Comment Re:Overthinking it... (Score 2) 70

super-careful about applying good development practices

That works, until bean counting MBAs are allowed to control what should be an engineering process. In the case of the 737-MAX it was because the MBAs that run Boeing see programmers as a fungible input like aluminum, so any old programming team will do if the price is right. In that case the programming team which won the low bid normally worked in the financial industry.

process and quality assurance teams who know what to look for

Those guys were too expensive for Boeing's management, they've all been laid off years ago.

Comment Re: Holup (Score 1) 142

Credit card processing fees are high in the US, typically 2.5% . Merchants prefer to use less costly payment methods. Unfortunately, for instant payments, there is no standard for electronic payments, just a patchwork of various systems or businesses like Zelle, FedNow, Venmo PayPal. You just never know which merchant or customer has which. Whereas almost everyone has a debit or credit card. I still write a ton of checks for this reason. Not because I like them, but because of the fragmentation of electronic payment methods, and because many businesses prefer them. Obviously, not at checkout lines.

If credit card fees were lower, as they are in the EU, I think checks would likely disappear.

Even in the UK/EU where merchant service fees are capped, once you start ordering in the 10's of thousands of Euro/Pounds... merchants start insisting on non-card payments because that 1% starts hurting at that volume.

Back in the day (early 00's) I ran a shop in Australia and I had to maintain accounts with my suppliers that needed to be paid off monthly. I did this via bank transfer (including a line of credit I could use for bank transfers). My card fees for sales would sometimes dwarf my staffing costs and this was 20+ years ago when a lot of people still used cash exclusively even when paying a few hundred bucks.

Comment Re:Payroll checks are still a thing in small biz (Score 1) 142

>Why wouldn't they just outsource payroll to someone who can do direct deposits?

What the summary left out is that 6% of the US is "unbanked" and has nowhere to direct a deposit. And "That unbanked percentage rises to 22% for those with an income below $25,000." - CNN So it may not have much impact on your world, but this would seriously impact those who can least afford it.

In addition, Cashier's Checks are arguably the best/easiest way to physically transfer large amounts of money safely between individuals. They're free at many banks, and if not are still lower in transaction costs then most electronic transfer methods.

Most countries got rid of both problems years ago.

In the UK and many other developed countries a basic, fee free, bank account with a debit card is almost a human right. There is no law stopping you, in fact in the UK it's law that any resident has the right to open a basic bank account that must be free at the point of use (very few accounts have a monthly fee in the UK and those that do typically come with benefits that pay for it). No one here is unbanked except through choice. This is because a lot of transactions occur using interbank transfer (called "faster payments" in the UK) that again, is government mandated that everyone has access, free at the point of use.
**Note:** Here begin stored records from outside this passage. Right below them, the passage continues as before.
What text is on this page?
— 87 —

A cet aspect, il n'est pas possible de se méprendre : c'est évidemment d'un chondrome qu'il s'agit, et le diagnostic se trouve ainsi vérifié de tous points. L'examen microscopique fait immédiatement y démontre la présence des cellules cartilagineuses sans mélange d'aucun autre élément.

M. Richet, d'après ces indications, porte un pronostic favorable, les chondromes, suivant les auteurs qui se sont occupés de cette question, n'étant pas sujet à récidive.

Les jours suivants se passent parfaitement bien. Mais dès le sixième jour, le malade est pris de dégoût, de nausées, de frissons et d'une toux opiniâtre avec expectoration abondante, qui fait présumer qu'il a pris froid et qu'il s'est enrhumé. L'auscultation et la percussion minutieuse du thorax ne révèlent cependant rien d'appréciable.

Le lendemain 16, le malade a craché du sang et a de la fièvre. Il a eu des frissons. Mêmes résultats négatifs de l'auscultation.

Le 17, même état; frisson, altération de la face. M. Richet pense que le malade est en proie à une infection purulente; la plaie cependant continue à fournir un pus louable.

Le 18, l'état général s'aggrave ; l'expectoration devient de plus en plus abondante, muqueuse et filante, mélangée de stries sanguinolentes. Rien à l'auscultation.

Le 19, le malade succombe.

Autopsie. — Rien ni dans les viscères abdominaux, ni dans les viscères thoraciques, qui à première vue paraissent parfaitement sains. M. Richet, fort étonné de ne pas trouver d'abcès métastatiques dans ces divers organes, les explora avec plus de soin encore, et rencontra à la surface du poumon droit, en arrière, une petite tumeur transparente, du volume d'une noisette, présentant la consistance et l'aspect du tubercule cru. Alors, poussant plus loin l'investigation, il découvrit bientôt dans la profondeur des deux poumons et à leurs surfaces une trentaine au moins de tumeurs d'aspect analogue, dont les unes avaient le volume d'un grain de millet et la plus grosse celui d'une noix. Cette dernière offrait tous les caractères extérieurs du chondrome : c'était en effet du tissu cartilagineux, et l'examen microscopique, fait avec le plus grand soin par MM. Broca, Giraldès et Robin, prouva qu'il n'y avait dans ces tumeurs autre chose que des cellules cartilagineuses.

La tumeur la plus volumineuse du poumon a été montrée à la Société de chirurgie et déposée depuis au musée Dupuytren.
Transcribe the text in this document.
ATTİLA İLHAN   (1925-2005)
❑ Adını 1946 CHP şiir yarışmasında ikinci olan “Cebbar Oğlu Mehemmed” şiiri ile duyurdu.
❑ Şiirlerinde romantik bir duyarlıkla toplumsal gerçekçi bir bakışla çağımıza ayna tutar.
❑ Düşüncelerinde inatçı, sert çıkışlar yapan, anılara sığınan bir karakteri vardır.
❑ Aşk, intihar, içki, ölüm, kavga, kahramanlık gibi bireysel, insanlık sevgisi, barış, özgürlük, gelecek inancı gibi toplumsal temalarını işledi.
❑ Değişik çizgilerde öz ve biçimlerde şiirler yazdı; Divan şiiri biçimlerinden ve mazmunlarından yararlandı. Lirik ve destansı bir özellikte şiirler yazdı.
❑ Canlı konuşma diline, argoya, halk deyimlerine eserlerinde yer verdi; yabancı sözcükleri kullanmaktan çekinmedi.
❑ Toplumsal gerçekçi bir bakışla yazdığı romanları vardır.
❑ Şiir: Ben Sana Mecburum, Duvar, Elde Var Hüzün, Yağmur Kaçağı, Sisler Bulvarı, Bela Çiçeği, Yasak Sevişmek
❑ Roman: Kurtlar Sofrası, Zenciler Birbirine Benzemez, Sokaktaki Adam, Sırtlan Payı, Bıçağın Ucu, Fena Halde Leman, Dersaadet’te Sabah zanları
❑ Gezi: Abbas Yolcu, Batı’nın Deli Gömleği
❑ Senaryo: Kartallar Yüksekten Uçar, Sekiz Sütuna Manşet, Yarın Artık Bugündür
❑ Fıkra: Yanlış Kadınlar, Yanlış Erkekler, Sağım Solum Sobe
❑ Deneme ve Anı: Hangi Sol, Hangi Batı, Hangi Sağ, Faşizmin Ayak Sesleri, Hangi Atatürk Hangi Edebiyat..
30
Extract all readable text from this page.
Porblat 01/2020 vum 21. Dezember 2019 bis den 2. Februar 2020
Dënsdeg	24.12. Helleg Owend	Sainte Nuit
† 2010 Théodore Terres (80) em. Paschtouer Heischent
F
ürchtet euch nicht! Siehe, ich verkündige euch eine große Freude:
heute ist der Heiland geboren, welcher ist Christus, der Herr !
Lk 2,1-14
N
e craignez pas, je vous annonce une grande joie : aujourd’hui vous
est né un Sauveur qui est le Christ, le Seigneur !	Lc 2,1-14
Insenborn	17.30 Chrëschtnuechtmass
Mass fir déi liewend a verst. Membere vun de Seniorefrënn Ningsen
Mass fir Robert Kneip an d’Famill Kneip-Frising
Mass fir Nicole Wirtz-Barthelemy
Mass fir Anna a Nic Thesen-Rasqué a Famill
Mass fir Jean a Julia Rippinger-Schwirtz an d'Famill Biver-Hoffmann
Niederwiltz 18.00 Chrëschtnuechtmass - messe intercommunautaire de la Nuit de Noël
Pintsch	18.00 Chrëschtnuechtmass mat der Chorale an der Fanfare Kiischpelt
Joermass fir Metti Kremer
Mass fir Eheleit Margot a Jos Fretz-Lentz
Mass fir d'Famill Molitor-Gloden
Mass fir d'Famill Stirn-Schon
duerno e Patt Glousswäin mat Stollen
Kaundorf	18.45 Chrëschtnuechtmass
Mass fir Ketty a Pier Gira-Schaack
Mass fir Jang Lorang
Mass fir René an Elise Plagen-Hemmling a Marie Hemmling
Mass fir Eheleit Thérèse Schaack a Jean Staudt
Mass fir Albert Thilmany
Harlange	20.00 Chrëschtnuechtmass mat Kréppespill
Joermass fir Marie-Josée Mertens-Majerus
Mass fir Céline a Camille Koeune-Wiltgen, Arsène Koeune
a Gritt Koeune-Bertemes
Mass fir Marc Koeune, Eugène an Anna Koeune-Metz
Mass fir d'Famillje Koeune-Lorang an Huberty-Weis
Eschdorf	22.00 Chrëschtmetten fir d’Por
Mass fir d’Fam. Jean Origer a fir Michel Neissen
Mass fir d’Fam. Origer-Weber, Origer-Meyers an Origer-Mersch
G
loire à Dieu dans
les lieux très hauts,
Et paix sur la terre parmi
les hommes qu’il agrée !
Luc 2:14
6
Your pay goes into your account using this system, bills, rents and repayments leave your account using this system.

Visa/MC hate it as they don't see a penny from this system.

The US is the only developed country I know of that does not have an inter-bank payment system that is free at the point of use. Although it seem the US is doing all it can to rid itself of its "developed" status.

Interbank transfer systems have all but eliminated cheques, I've never in 30+ years been paid for work with a cheque. The last time I received a cheque it was a refund from the DVLA after I sold a car (for the unused portion of road tax) and the last time I used a cheque was to buy a car in Australia in 2013 (Australia's interbank transfer system used to take 24 hours, it's now instant) and that was a banker's cheque, I've never used a personal cheque, given or received, in my 40+ years of existence and suffering upon the surface of this planet.

Unbanked is what we expect from developing countries... and cheques are an anachronism from the 50s.

Comment Re:This is what classism looks like (Score 1) 235

privilege knows no bounds, greed is insatiable, these upper class people will destroy this civilization just like they have so many others

Maybe it's proof of the existence of Afluenza and it's debilitating side effects. Doctor Payola recommends seeing two of daddy's contacts.

Aside from that, kids find way to game system. Not really anything new, I've seen this in the workplace for a few years. Some people use a marginal disability to openly skyve off work or shut down any criticism against them, it's a new move in a very old game though... People game systems, even when it harms a system that is meant to help people who genuinely need it. If you know a way to fix it without harming people who genuinely need help, I'm all ears.

Comment Re:So (Score 1) 63

Half the work of managers is of low quality or low value. Who saw that coming?

It could be worse, a lot worse.

Imagine if those useless middle managers were tasked with doing something important rather than merely wasting the time of people capable of doing something important.